Thursday, February 16, 2012

Bath Time

I recently read a blurb in a parenting magazine about how bath time is the most relaxing time of the day for a mom. According to the writer, you can soak your feet, let the kids write on the walls without feeling that you need to yell at them, and you actually get to sit down. I loved reading this. I loved reading it in the same way I love reading novels about wealthy people who spend their days sitting pool side with colorful drinks. I would love to meet the writer of the bath time blurb. I would tell her that I loved her description of bath time, and that her imagery was so real that I could totally picture a scene like that. The same way I can picture a prince on horseback showing up at my door step, and doing something that would absolutely blow my mind...like the dishes, or the laundry. I would tell her that, and then, I would ask her this:  On what planet do you bathe your children?

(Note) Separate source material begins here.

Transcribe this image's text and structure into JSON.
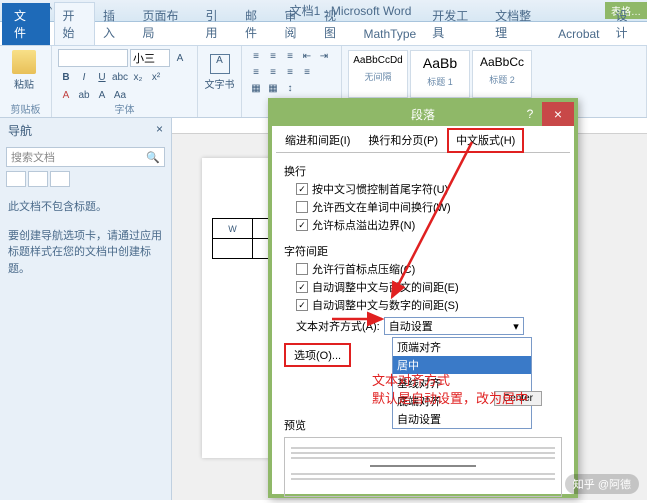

I would ask her this because, while I love the idea of her description, my bath time reality is just a little different. When I bathe the kids, I'm either giving two baths back to back, or I am bathing three at once. I am probably pushing it putting all three in the tub together at this point, but some nights, the thought of two baths is more than I can take. On these nights, it's either bathe them all together, or bathe them with a large bottle of tequila at my side.

Don't be misled into thinking that all three together is somehow easier. It's not. It is, in fact, quite painful. But at least the pain is over relatively quickly, and I don't have to repeat it. Kind of like getting a shot. In your head. When I bathe all three, there are three kids fighting over who sits where, who has more room, who has more bubbles, who just squirted water into whose eye with which toy, and who gets that toy next. When I bathe two kids together, it's just like that, only with one less child. But then I still have to give another bath, the mere thought of which is sometimes enough to send me reaching for that bottle of tequila.

And then there is the fact that NBO are, of course, individuals. N likes lots of bubbles and wants to spread out in the tub like it's her personal jacuzzi. Unfortunately, it is not a jacuzzi. It is the same size tub that we had in 1982 in the house in which I grew up. And, often, it's not even her personal way-too- small-circa-1970-something tub, because she is sharing it with her two brothers. Who are yelling at her to move her feet out of their faces.

B loves water. This should be a good thing when it comes to bath time, right? Maybe I should clarify. When I say that he loves water, I mean that he loves to drink it (which, for some reason, I feel a need to discourage in the bath), dump it over his siblings heads (not something they are all that crazy about), and splash it. No, not splash it in the tub, Splash it out of the tub. Specifically, I think he attempts to see just how far water will travel. Great idea for a future science fair project. Not such a great idea for bath time, specifically one with a sibling or two. And a mother who, because she's either an optimist or an idiot, continues to be surprised that that she is soaking wet at the end of every bath.

O, at this point in his life, likes moving. Constantly. So he attempts to stand up in the tub. Or dance. Or jump. Or maybe run. What he doesn't do in the tub is sit. Ever. But if he decides he has enough--for example, if someone dumps water on his head, or has their feet in his face--he attempts to get out. By himself. By whatever means necessary. At which point, I have a toddler in a towel and a three-year-old I now also have to get out, because I can't leave him alone or with his six-year-old sister. I know I can't do this because it's not safe. All the books say so. The pediatrician says so. I also know I can't do this because leaving any of my children alone in a bathroom with a tub full of water would not just be a safety issue on my part, but would also just be really, really dumb. So, I have to take the others out, too. Which means I now have at least one wet, naked child running out of the bathroom, and I frantically hope that child doesn't slip and fall down the stairs as I get the others out and dried off. I know what you're thinking. And yes, I guess I could close the door and keep them all in the bathroom with me until everyone is out and dried off. And I would do that, if I didn't value my hearing or my sanity quite as much as I do.

Somehow, though, we make it all work. Well, I don't know that work is the right word, unless you're referring to how much work this is for me. In that case, yes, work is the perfect word. And it does work, in that my children are clean at the end of it. Along with me. And the floor. And the walls. Come to think of it, maybe I should leave the toilet seat up, and let them splash some soapy water in there during their next bath, so that will get cleaned, too.

But no, that won't work. If I left the toilet seat up, I'd have no where to sit, as I soak my feet, for this most relaxing part of my day.